Private Foundation Net Investment Income Tax Left Unchanged

  • The Senate proposal would leave the net investment income tax for private foundations unchanged at 1.39%, diverging from a proposal in the House bill that would have increased the rate of this tax to up to 10%.

“Parking” Tax Not Included

  • The Senate proposal would not reinstate the tax on qualified transportation fringe benefits and parking facilities used in connection with qualified parking, which had resurfaced in the House bill after having been repealed in 2019.

Research Income Exclusion from UBTI Not Modified

  • Unlike the House bill, the Senate proposal would not modify the exclusion from unrelated business taxable income (“UBTI”) for research income of research organizations.

Key Charitable Deduction Provisions

  • Corporations: Like the House bill, the Senate proposal would add a new floor on charitable deductions for corporations. As under the House bill, no deduction would be permitted until contributions exceed 1% of taxable income, and new restrictions would be imposed on the ability of corporations to carry forward disallowed charitable deductions to future years.
  • Individuals:
    • Like the House bill, the Senate proposal would reinstate a charitable deduction for non-itemizers for cash contributions to certain qualifying charities, but would increase the cap on such deductions from $150 ($300 for joint returns) in the House bill to $1,000 ($2,000 for joint returns) and make the deduction permanent.
    • The Senate proposal would introduce a new floor on charitable deductions for individuals who itemize deductions, permitting such deductions only to the extent they exceed 0.5% of the individual’s adjusted gross income for the year.

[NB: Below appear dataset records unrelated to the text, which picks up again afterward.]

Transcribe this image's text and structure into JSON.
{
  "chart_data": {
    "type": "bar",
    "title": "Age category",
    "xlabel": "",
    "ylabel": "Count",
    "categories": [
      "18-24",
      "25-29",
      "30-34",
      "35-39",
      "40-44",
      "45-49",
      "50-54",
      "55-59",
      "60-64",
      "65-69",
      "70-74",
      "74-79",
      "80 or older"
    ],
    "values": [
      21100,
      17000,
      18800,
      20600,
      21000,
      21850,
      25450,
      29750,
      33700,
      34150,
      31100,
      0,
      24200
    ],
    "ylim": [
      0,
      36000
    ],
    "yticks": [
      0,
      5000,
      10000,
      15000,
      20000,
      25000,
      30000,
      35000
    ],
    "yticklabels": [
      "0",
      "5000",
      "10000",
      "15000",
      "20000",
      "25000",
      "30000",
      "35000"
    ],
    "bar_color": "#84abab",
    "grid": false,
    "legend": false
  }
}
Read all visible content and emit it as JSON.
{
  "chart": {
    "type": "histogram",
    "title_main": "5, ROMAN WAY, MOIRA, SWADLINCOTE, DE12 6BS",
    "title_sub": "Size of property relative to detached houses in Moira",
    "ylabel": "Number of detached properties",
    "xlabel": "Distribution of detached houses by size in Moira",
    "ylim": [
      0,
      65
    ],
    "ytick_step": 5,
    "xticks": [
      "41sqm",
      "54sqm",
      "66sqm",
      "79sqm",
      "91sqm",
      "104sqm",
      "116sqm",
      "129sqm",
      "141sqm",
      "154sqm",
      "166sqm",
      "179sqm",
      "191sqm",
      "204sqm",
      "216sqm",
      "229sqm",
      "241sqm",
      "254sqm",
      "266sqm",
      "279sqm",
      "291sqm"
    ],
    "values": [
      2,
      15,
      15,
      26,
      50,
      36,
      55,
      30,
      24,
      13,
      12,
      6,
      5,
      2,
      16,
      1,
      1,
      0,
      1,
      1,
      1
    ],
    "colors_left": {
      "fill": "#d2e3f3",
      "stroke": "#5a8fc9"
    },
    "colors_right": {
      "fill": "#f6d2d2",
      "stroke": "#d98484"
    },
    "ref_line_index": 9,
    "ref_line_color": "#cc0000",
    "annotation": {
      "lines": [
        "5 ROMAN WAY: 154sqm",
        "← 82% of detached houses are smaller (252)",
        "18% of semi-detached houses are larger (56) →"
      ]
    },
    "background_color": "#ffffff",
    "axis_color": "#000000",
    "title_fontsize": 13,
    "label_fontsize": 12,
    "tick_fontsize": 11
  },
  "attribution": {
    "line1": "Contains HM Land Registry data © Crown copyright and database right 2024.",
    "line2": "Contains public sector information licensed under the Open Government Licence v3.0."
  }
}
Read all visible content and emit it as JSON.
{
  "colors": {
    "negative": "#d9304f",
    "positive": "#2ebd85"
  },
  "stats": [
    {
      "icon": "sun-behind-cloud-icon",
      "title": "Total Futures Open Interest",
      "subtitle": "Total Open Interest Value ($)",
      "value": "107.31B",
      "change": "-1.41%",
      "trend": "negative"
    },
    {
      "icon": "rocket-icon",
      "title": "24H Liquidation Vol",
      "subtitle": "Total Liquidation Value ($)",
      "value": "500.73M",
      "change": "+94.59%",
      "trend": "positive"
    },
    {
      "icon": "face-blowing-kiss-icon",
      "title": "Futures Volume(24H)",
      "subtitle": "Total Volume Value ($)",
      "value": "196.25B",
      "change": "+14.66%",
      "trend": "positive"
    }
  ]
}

The Senate proposal would also permanently extend the 60% of adjusted gross income contribution limitation for cash gifts made to certain qualifying charities.

Additional Areas of Interest Not Addressed in Senate Proposal

The Senate proposal does not include any of the following provisions relevant to tax-exempt organizations that had been included in the initial Ways and Means draft of the House bill and subsequently dropped, or other reform proposals that had been rumored for potential inclusion in the legislation:

  • Organizations That Provide Material Support to Terrorist Organizations: The “Nonprofit Killer Bill” that would provide the Treasury Secretary with broad discretion to suspend the tax exemption of organizations the Secretary designates as providing material support or resources to a terrorist organization did not reappear in the Senate proposal.
  • Name and Logo UBTI: The Senate proposal would not subject name and logo royalties to taxation as UBTI.
  • Tax-Exempt Bonds and Tax-Exempt Hospitals: The Senate proposal would not repeal the ability of Section 501(c)(3) organizations to borrow through the use of tax-exempt bonds nor would it modify any tax exemption requirements for nonprofit hospitals.
  • Mandatory Distribution Requirements: The Senate proposal would not impose any mandatory distribution requirements on the endowments of colleges and universities or other charitable organizations.